Assim, enquanto reformava a Ordem das Carmelitas,
a que pertencia, ela também buscou transformar o entendimento que as mulheres
têm de si mesmas.
Teresa escreveu
um livro de orações para as suas companheiras reformadoras, as irmãs de suas
novas comunidades. Ela parecia saber que é na oração mais profunda onde
descobrimos a verdade sobre nós mesmas; que nesta oração as suas companheiras
poderiam descobrir que elas, também, eram queridas por Deus.
No livro, Teresa embasa seus
pensamentos nas Escrituras, proclamando: “Tampouco, tu, Senhor, quando andaste
pelo mundo, desprezaste as mulheres; pelo contrário, tu sempre, com grande
compaixão, as ajudaste. E encontraste mais amor e fé nelas do que encontraste
nos homens”.
E
ela recorda as suas irmãs companheiras que as autoridades daqueles tempos, os
quais pronunciavam juízos contra as mulheres, não estavam de acordo com o
Grande Juiz: “Já que os juízes do mundo são filhos de Adão e todos são homens,
não há virtude de mulheres que lhes não lhes seja respeitosa”.
Teresa exorta
suas companheiras a acreditarem em suas próprias capacidades de reza e acesso a
Deus. “Se alguém lhes dizer que a oração é perigosa, considerem esta pessoa o
verdadeiro perigo e fujam dele”.
Acima
de tudo, ela encorajou suas contemporâneas a perseverarem na oração, apesar as
injunções contra esta prática impostas pelas autoridades eclesiásticas: “Sigam
firme, filhas, pois eles não podem lhes tirar o Nosso Pai e a Ave Maria”.
Esta
afirmação foi retirada de um manuscrito depois que um de seus censores escreveu
na margem: “Parece aqui que ela está repreendendo os Inquisidores que proibiram
os livros sobre orações”. De fato.
Certamente Teresa sofreu por suas
críticas ousadas. Desde autoridades eclesiásticas que diziam que sua
“experiência era do demônio” à prisão domiciliar, ela enfrentou inúmeros
processos. Em seu primeiro escrito, “Livro da Vida”, admite: “Houve
eventos suficientes para me levar à loucura”.

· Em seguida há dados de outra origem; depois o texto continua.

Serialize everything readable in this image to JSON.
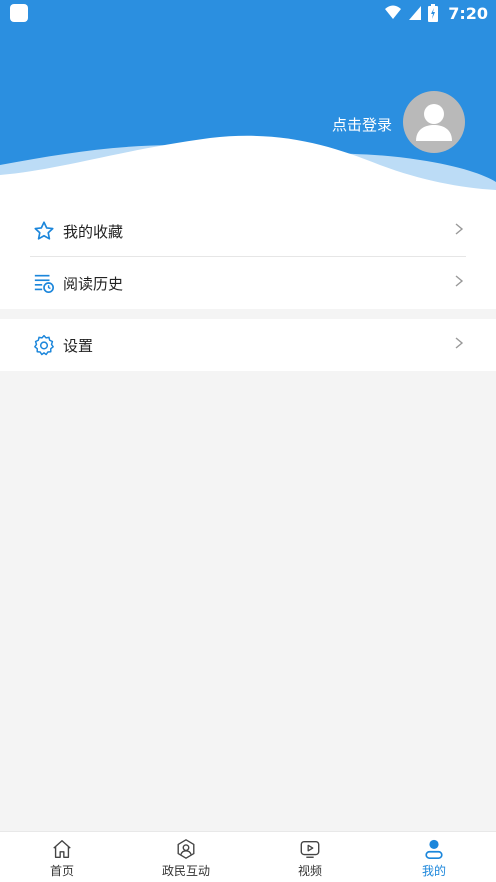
{
  "status_bar": {
    "time": "7:20"
  },
  "header": {
    "login_text": "点击登录"
  },
  "menu": {
    "items": [
      {
        "label": "我的收藏"
      },
      {
        "label": "阅读历史"
      },
      {
        "label": "设置"
      }
    ]
  },
  "bottom_nav": {
    "items": [
      {
        "label": "首页"
      },
      {
        "label": "政民互动"
      },
      {
        "label": "视频"
      },
      {
        "label": "我的"
      }
    ],
    "active_index": 3
  },
  "colors": {
    "header_blue": "#2b8fe0",
    "accent": "#1b86db",
    "background": "#f4f4f4"
  }
}
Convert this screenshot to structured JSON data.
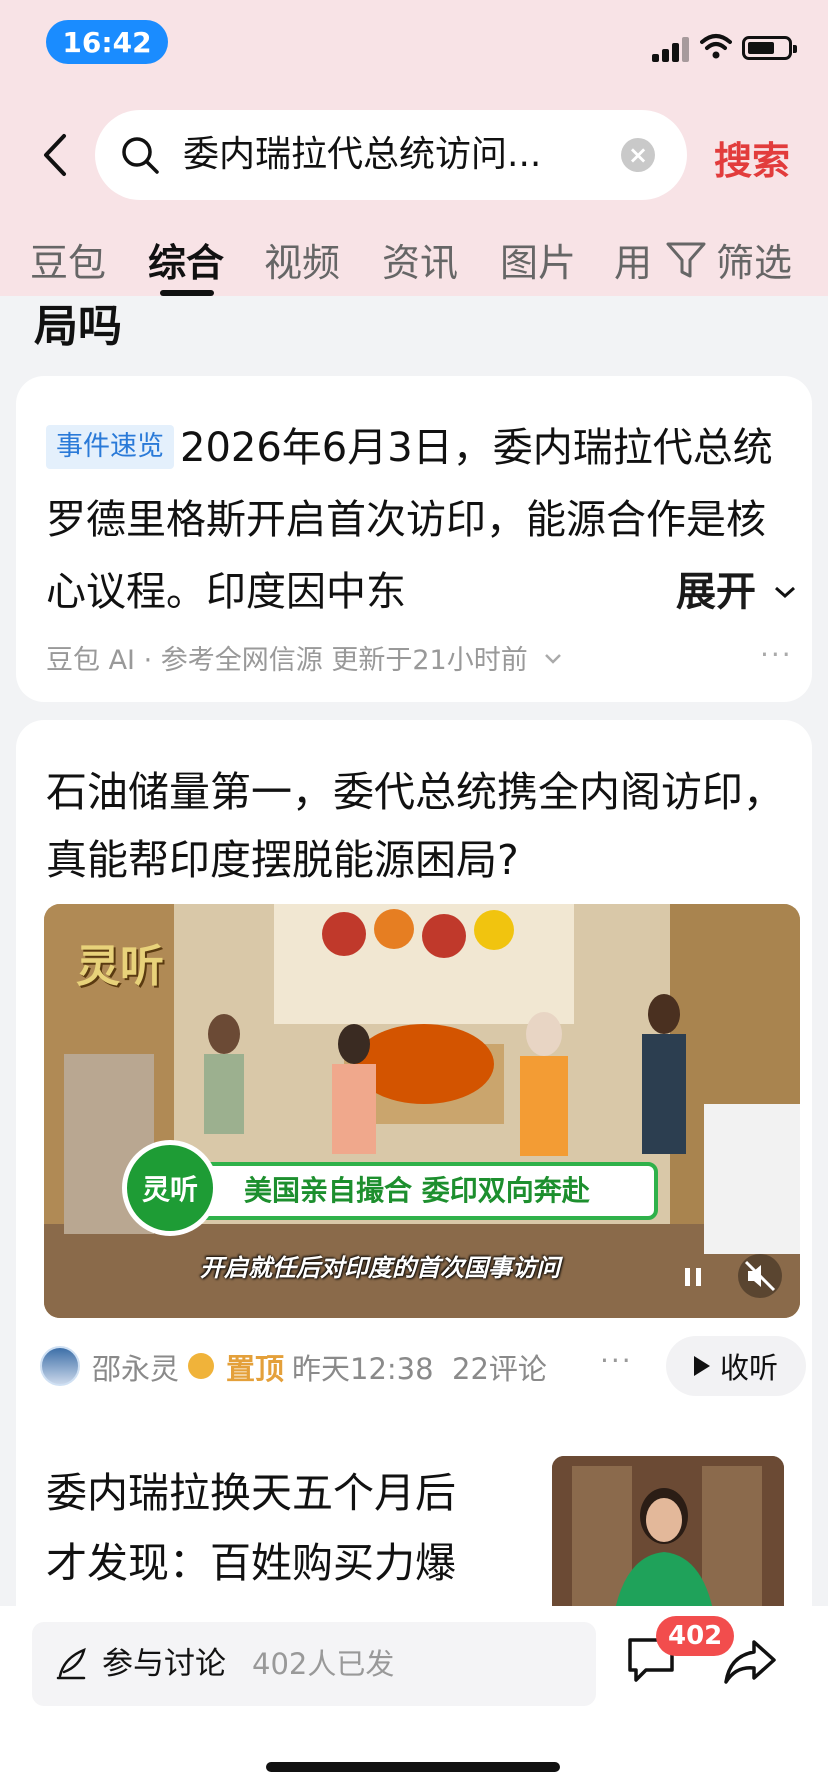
{
  "status_bar": {
    "time": "16:42"
  },
  "search": {
    "query": "委内瑞拉代总统访问...",
    "submit_label": "搜索"
  },
  "tabs": [
    {
      "label": "豆包"
    },
    {
      "label": "综合",
      "active": true
    },
    {
      "label": "视频"
    },
    {
      "label": "资讯"
    },
    {
      "label": "图片"
    },
    {
      "label": "用"
    }
  ],
  "filter_label": "筛选",
  "partial_title": "局吗",
  "ai_summary": {
    "badge": "事件速览",
    "body": "2026年6月3日，委内瑞拉代总统罗德里格斯开启首次访印，能源合作是核心议程。印度因中东",
    "expand_label": "展开",
    "meta": "豆包 AI · 参考全网信源  更新于21小时前"
  },
  "news_item_1": {
    "title": "石油储量第一，委代总统携全内阁访印，真能帮印度摆脱能源困局?",
    "video": {
      "watermark": "灵听",
      "logo_text": "灵听",
      "banner": "美国亲自撮合 委印双向奔赴",
      "subtitle": "开启就任后对印度的首次国事访问"
    },
    "author": "邵永灵",
    "pinned": "置顶",
    "time": "昨天12:38",
    "comments": "22评论",
    "listen_label": "收听"
  },
  "news_item_2": {
    "title": "委内瑞拉换天五个月后才发现：百姓购买力爆"
  },
  "bottom_bar": {
    "discuss_label": "参与讨论",
    "discuss_count": "402人已发",
    "comment_badge": "402"
  },
  "colors": {
    "header_bg": "#f8e3e6",
    "accent_red": "#e23c3c",
    "badge_blue": "#2a7ad8",
    "pin_orange": "#e4a03a",
    "time_pill": "#1a8cff"
  }
}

Mas Teresa sabia que as coisas iriam
acabar mudando: “Sim, realmente, vai chegar o dia, meu Rei, em que todos serão
conhecidos pelo que são (...) Percebo que estes são tempos em que será errado
subestimar almas virtuosas e fortes, muito embora elas são de mulheres”,
escreveu em “Caminho de perfeição”.
Ela
diz a suas companheiras que Deus vai lhes dar a coragem de que necessitam.
Sugere que se “uma ou duas (...) fizerem, sem medo, o que é melhor”, as coisas
irão começar a mudar.
Acima
de tudo, ela pediu-lhes para continuar com confiança: “É difícil andar neste
caminho com medo. É muito importante saberem que estão no caminho certo”.
Este “caminho certo” conduziu à transformação da ordem
religiosa de Teresa de Ávila há muitos anos. Este é um dos
motivos por que as carmelitas ao redor do mundo vão celebrar o 500º aniversário
de seu nascimento no próximo mês.
A transformação da Igreja numa instituição onde
verdadeiramente se valorizam as mulheres, no entanto, não está finalizada
ainda. Quando o papa considera as mulheres “a cereja do bolo” e quando as
católicas ainda carecem de plena igualdade, é útil voltarmo-nos novamente para Teresa
de Ávila, a santa do século XVI que conhecida o valor das mulheres e que
escreveu um guia poderoso para a prática de oração delas. A escrita de Teresa falou
ao coração das mulheres a quase cinco séculos atrás. E ainda fala hoje.